Shepherded by Roth, the OTA was also growing to include a multitude of volunteers ranging in age from two to eighty. They were empty nesters, college students, singles, and families with kids and dogs. All volunteering for a day or a weekend of hard work, shared meals, a feeling of community, and sense of accomplishment that some describe as a “runner's high.” Successes over the past several years include weekend family-oriented “Mega Events” for trail building, one day construction and maintenance outings, the development of a successful Adopt-A-Trail program for ongoing maintenance, and volunteer recognition which includes the coveted “Red Jacket” award to which John’s involvement was instrumental.
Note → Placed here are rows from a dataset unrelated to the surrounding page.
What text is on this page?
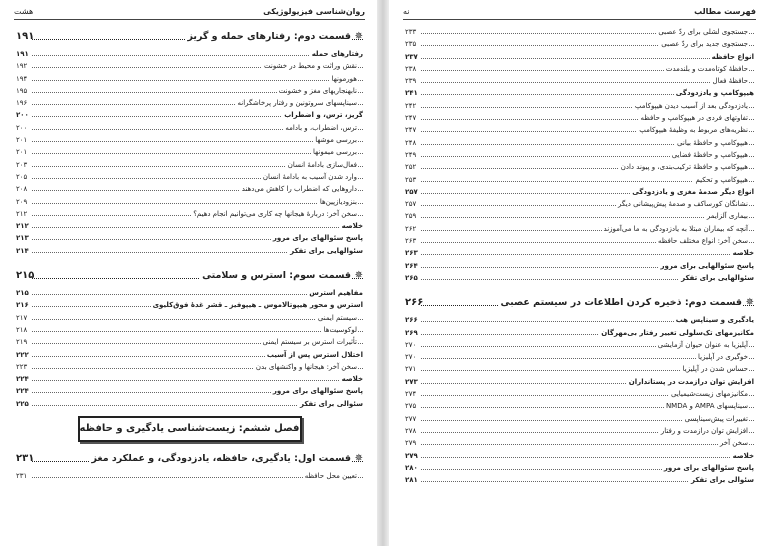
روان‌شناسی فیزیولوژیکی
هشت
✵
قسمت دوم: رفتارهای حمله و گریز
۱۹۱
رفتارهای حمله
۱۹۱
نقش وراثت و محیط در خشونت
۱۹۲
هورمونها
۱۹۴
نابهنجاریهای مغز و خشونت
۱۹۵
سیناپسهای سروتونین و رفتار پرخاشگرانه
۱۹۶
گریز، ترس، و اضطراب
۲۰۰
ترس، اضطراب، و بادامه
۲۰۰
بررسی موشها
۲۰۱
بررسی میمونها
۲۰۱
فعال‌سازی بادامهٔ انسان
۲۰۳
وارد شدن آسیب به بادامهٔ انسان
۲۰۵
داروهایی که اضطراب را کاهش می‌دهند
۲۰۸
بنزودیازپین‌ها
۲۰۹
سخن آخر: دربارهٔ هیجانها چه کاری می‌توانیم انجام دهیم؟
۲۱۲
خلاصه
۲۱۲
پاسخ سئوالهای برای مرور
۲۱۳
سئوالهایی برای تفکر
۲۱۴
✵
قسمت سوم: استرس و سلامتی
۲۱۵
مفاهیم استرس
۲۱۵
استرس و محور هیپوتالاموس ـ هیپوفیز ـ قشر غدهٔ فوق‌کلیوی
۲۱۶
سیستم ایمنی
۲۱۷
لوکوسیت‌ها
۲۱۸
تأثیرات استرس بر سیستم ایمنی
۲۱۹
اختلال استرس پس از آسیب
۲۲۲
سخن آخر: هیجانها و واکنشهای بدن
۲۲۳
خلاصه
۲۲۴
پاسخ سئوالهای برای مرور
۲۲۴
سئوالی برای تفکر
۲۲۵
فصل ششم: زیست‌شناسی یادگیری و حافظه
✵
قسمت اول: یادگیری، حافظه، یادزدودگی، و عملکرد مغز
۲۳۱
تعیین محل حافظه
۲۳۱
فهرست مطالب
نه
جستجوی لشلی برای ردّ عصبی
۲۳۳
جستجوی جدید برای ردّ عصبی
۲۳۵
انواع حافظه
۲۳۷
حافظهٔ کوتاه‌مدت و بلندمدت
۲۳۸
حافظهٔ فعال
۲۳۹
هیپوکامپ و یادزدودگی
۲۴۱
یادزدودگی بعد از آسیب دیدن هیپوکامپ
۲۴۲
تفاوتهای فردی در هیپوکامپ و حافظه
۲۴۷
نظریه‌های مربوط به وظیفهٔ هیپوکامپ
۲۴۷
هیپوکامپ و حافظهٔ بیانی
۲۴۸
هیپوکامپ و حافظهٔ فضایی
۲۴۹
هیپوکامپ و حافظهٔ ترکیب‌بندی، و پیوند دادن
۲۵۲
هیپوکامپ و تحکیم
۲۵۳
انواع دیگر صدمهٔ مغزی و یادزدودگی
۲۵۷
نشانگان کورساکف و صدمهٔ پیش‌پیشانی دیگر
۲۵۷
بیماری آلزایمر
۲۵۹
آنچه که بیماران مبتلا به یادزدودگی به ما می‌آموزند
۲۶۲
سخن آخر: انواع مختلف حافظه
۲۶۳
خلاصه
۲۶۳
پاسخ سئوالهایی برای مرور
۲۶۴
سئوالهایی برای تفکر
۲۶۵
✵
قسمت دوم: ذخیره کردن اطلاعات در سیستم عصبی
۲۶۶
یادگیری و سیناپس هب
۲۶۶
مکانیزمهای تک‌سلولی تغییر رفتار بی‌مهرگان
۲۶۹
آپلیزیا به عنوان حیوان آزمایشی
۲۷۰
خوگیری در آپلیزیا
۲۷۰
حساس شدن در آپلیزیا
۲۷۱
افزایش توان درازمدت در پستانداران
۲۷۳
مکانیزمهای زیست‌شیمیایی
۲۷۴
سیناپسهای AMPA و NMDA
۲۷۵
تغییرات پیش‌سیناپسی
۲۷۷
افزایش توان درازمدت و رفتار
۲۷۸
سخن آخر
۲۷۹
خلاصه
۲۷۹
پاسخ سئوالهای برای مرور
۲۸۰
سئوالی برای تفکر
۲۸۱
In 2008, the Ozark Trail was named a National Recreational Trail by the U. S. Department of Agriculture and the OTA was honored with a U.S. Forest Service Volunteer Program Award for the 20-state northeastern region. John was also recognized with Forest Service Volunteer Awards for 2003, 2005 and posthumously, for the 2008 regional Forest Service Volunteer Award for the contributions to the trail that year.

Statistics for what John achieved volunteering for the Ozark Trail Association is one that could probably be doubled and not be close to what John accomplished: 254 events (18 Mega Events) and John was the crew leader/coordinator for most of them. The initial conception of the “Mega Events” went from 17 people in September 2003 to 185 in April 2009. Collectively the amount of hours volunteered by John in the 5 ½ years since he started the OTA is staggering. A total of 1,246 different people have attended events and it is believed that John met every single one.
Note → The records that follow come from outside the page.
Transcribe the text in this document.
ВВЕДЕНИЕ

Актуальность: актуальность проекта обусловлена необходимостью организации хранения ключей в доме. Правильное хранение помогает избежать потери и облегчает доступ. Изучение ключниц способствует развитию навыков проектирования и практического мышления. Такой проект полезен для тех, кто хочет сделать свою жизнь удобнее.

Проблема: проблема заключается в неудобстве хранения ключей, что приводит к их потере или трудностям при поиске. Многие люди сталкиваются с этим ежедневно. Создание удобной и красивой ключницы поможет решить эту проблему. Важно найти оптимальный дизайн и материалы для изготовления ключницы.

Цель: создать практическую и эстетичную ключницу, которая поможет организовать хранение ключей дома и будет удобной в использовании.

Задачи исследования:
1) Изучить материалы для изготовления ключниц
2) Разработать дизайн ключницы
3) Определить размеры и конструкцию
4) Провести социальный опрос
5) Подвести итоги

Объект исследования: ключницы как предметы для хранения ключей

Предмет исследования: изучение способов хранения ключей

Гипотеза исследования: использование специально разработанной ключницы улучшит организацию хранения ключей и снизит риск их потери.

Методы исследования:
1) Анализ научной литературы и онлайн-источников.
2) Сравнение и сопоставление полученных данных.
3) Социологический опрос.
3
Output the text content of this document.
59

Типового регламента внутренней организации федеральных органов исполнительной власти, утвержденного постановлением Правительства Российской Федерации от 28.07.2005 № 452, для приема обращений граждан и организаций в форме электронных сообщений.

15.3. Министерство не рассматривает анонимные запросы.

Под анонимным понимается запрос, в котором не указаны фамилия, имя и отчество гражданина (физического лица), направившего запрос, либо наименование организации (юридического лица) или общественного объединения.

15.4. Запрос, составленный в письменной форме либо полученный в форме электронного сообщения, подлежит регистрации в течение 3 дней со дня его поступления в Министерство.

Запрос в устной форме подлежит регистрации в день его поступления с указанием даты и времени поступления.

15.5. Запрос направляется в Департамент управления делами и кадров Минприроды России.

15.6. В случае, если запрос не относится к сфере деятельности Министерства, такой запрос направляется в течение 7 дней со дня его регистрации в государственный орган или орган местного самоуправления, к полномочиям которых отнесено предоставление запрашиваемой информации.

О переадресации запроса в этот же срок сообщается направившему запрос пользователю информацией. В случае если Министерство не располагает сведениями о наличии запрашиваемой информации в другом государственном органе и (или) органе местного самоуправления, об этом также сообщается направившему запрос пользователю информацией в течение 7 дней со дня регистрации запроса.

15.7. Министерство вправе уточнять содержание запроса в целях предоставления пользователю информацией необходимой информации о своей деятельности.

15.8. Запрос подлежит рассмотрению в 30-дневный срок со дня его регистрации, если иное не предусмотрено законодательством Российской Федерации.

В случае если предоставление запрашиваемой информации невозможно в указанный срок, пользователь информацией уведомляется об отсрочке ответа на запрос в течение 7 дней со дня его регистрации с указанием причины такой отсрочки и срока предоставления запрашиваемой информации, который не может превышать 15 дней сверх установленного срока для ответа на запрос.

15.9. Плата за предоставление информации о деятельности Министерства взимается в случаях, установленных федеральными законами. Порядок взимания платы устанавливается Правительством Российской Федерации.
on July 3, 2009, John died in a tragic accident on his farm near Steeleville, Missouri. After his death the OTA Board of Directors voted unanimously to designate the Middle Fork section of the Ozark Trail, the section that started it all, in John’s honor as “The John Roth Memorial Section of the Middle Fork.” John’s legacy, the expansion of the Ozark Trail from an overgrown, unmarked path to nearly 360 miles of well-maintained multi-use trail through the beautiful Missouri Ozarks is still being honored today. In addition, John created a crossroads by joining lives and making connections. John’s passion for the Ozark Trail is being carried on by the volunteers who are still under his spell, “He was a “Pied Piper of people” with trail building tools as his flute!” remarked one of the OTA volunteers.

Today, the Ozark Trail begins at Missouri’s Onondaga Cave State Park near Leasburg, Missouri and has about 360 miles of mostly wooded, back-country routes. Volunteers for the trail operate out of a home donated by the U. S. Forest Service in Potosi, Missouri.